Telegram has three main components. Channels, both public and private, are mostly one-way shows that an unlimited number of people can watch.

Telegram also has public and private groups where up to 200,000 people can communicate. Groups on Signal, for comparison, caps at 1,000; WhatsApp to 256. After its role in amplifying violence in India and Myanmar, Facebook-owned WhatsApp has limited the ability of groups to forward messages to other groups in order to stop the spread of disinformation. Larger groups allow false information – and calls for violence – to spread faster.

The third component of Telegram is called Secret Chats, where people can have end-to-end encrypted one-on-one conversations, meaning hackers or the police couldn’t see the content of those messages.

Megan Squire, professor of computer science at Elon University and member of the Southern Poverty Law Center who studies extremism online, says that together these social media and messaging features are “handy” for extremists in line.

“They can do radicalization and recruiting on one platform,” Squire told Recode. These characteristics also make him popular around the world among activists. The app has been used by protest movements (Hong Kong) as well as by extremists (Islamic State).

Last week, marking a rare departure from its much more practical approach to American extremists, Telegram blocked dozens of public channels for inciting violence, claiming they violated terms of service. This included a channel that, in the days leading up to the inauguration, showed how to make and conceal homemade weapons and bombs. This week, the app’s founder, Russian tech entrepreneur Pavel Durov, said after seeing an increase in reports in the United States, he had deleted “hundreds” of calls for violence on the channels. public.

Many channels and public groups containing hate speech, conspiracy theories and racist memes remain. There are currently two channels with Proud Boys in the name, each with almost 40,000 subscribers. They’ve accumulated a lot of that in recent weeks.

On Sunday, the nonprofit Coalition for a Safer Web filed a long-standing lawsuit against Apple asking to start Telegram from its App Store – as Apple did with Speak – citing its failure to remove violent content and app extremist.
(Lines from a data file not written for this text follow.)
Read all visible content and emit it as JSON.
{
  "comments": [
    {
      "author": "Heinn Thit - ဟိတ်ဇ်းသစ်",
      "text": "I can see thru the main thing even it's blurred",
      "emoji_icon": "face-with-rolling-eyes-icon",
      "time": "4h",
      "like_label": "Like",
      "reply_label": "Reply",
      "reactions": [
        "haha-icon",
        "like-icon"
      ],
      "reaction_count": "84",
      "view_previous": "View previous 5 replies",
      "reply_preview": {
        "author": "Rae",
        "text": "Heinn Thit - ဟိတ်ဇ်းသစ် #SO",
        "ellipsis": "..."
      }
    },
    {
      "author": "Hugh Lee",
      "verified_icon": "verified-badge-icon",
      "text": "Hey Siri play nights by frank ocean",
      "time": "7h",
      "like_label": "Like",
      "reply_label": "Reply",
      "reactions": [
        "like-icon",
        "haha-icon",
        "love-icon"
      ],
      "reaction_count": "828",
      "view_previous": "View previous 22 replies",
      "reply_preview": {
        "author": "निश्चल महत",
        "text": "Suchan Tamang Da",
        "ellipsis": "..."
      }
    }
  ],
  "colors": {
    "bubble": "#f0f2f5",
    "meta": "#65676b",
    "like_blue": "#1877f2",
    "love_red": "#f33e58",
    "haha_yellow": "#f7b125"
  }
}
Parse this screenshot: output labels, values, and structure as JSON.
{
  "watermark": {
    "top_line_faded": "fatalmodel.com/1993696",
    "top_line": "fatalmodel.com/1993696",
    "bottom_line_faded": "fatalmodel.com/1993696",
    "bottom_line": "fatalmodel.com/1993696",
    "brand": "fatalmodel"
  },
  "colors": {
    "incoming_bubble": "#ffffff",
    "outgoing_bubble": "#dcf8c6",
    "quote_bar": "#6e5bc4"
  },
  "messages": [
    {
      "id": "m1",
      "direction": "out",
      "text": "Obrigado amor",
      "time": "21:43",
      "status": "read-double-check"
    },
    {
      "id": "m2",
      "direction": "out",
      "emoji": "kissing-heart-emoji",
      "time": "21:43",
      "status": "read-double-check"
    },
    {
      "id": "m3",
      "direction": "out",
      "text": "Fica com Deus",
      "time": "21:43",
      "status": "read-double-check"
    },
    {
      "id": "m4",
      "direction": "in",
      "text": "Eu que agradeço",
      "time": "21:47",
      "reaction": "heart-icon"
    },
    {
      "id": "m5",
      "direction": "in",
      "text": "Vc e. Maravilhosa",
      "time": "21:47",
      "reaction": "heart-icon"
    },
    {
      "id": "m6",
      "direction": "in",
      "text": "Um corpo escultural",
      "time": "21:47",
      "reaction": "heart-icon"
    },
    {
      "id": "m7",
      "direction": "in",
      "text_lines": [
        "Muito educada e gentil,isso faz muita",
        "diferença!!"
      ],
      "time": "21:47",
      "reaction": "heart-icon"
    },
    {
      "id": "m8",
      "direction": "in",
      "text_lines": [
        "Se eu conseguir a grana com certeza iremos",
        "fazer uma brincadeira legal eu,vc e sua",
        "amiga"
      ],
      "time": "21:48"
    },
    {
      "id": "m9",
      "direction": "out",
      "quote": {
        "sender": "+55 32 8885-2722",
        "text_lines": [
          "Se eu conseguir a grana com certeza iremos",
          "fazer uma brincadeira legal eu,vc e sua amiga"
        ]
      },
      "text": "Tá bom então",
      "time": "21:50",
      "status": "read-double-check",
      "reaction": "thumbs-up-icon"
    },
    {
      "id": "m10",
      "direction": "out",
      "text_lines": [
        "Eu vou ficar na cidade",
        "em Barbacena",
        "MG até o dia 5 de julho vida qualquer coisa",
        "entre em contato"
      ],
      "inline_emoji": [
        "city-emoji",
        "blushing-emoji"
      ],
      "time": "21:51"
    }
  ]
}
A Telegram spokesperson did not respond to requests for comment.

There is reason to believe that Telegram does not treat content moderation as seriously as other platforms. Squire said she reported a manifesto about the murder of Muslims to Telegram almost two years ago, and it is still relevant today. Last week, a Proud Boy posted Squire’s address on the site. She reported it, but doxing isn’t one of the five categories of inappropriate content you can report, and again, no one responded to her. Unlike Facebook or Twitter, there is no way to follow a report on Telegram and find out what happened to it.

But the lax moderation of the social media messaging app is also one of the many reasons for its popularity among extremists. Telegram, unlike other platforms, also allows file storage, which Squire says is attractive to extremists who want to share radicalized videos and manifestos. Notably, Telegram’s very brief terms of service prohibit the promotion of violence on public channels but does not mention anything about promoting violence on private channels or groups.

Telegram is also popular among extremists, precisely for the reasons it is popular with everyone: the app is pretty good. It is easy to use and is not often offline. Squire said it was much better than other apps popular with right-wing extremists like Gab and Parler. “It’s not combined with bubble gum and duct tape,” she says.

As such, a lot of people use it. And communication platforms rely on network effects, which means they become more useful as there are more of them.

And with more extremists turning to Telegram after the crackdown on other platforms, the app’s loose moderation has the potential to create new echo chambers to further radicalize these people. How much Telegram moderates its site will decide what kind of platform it becomes.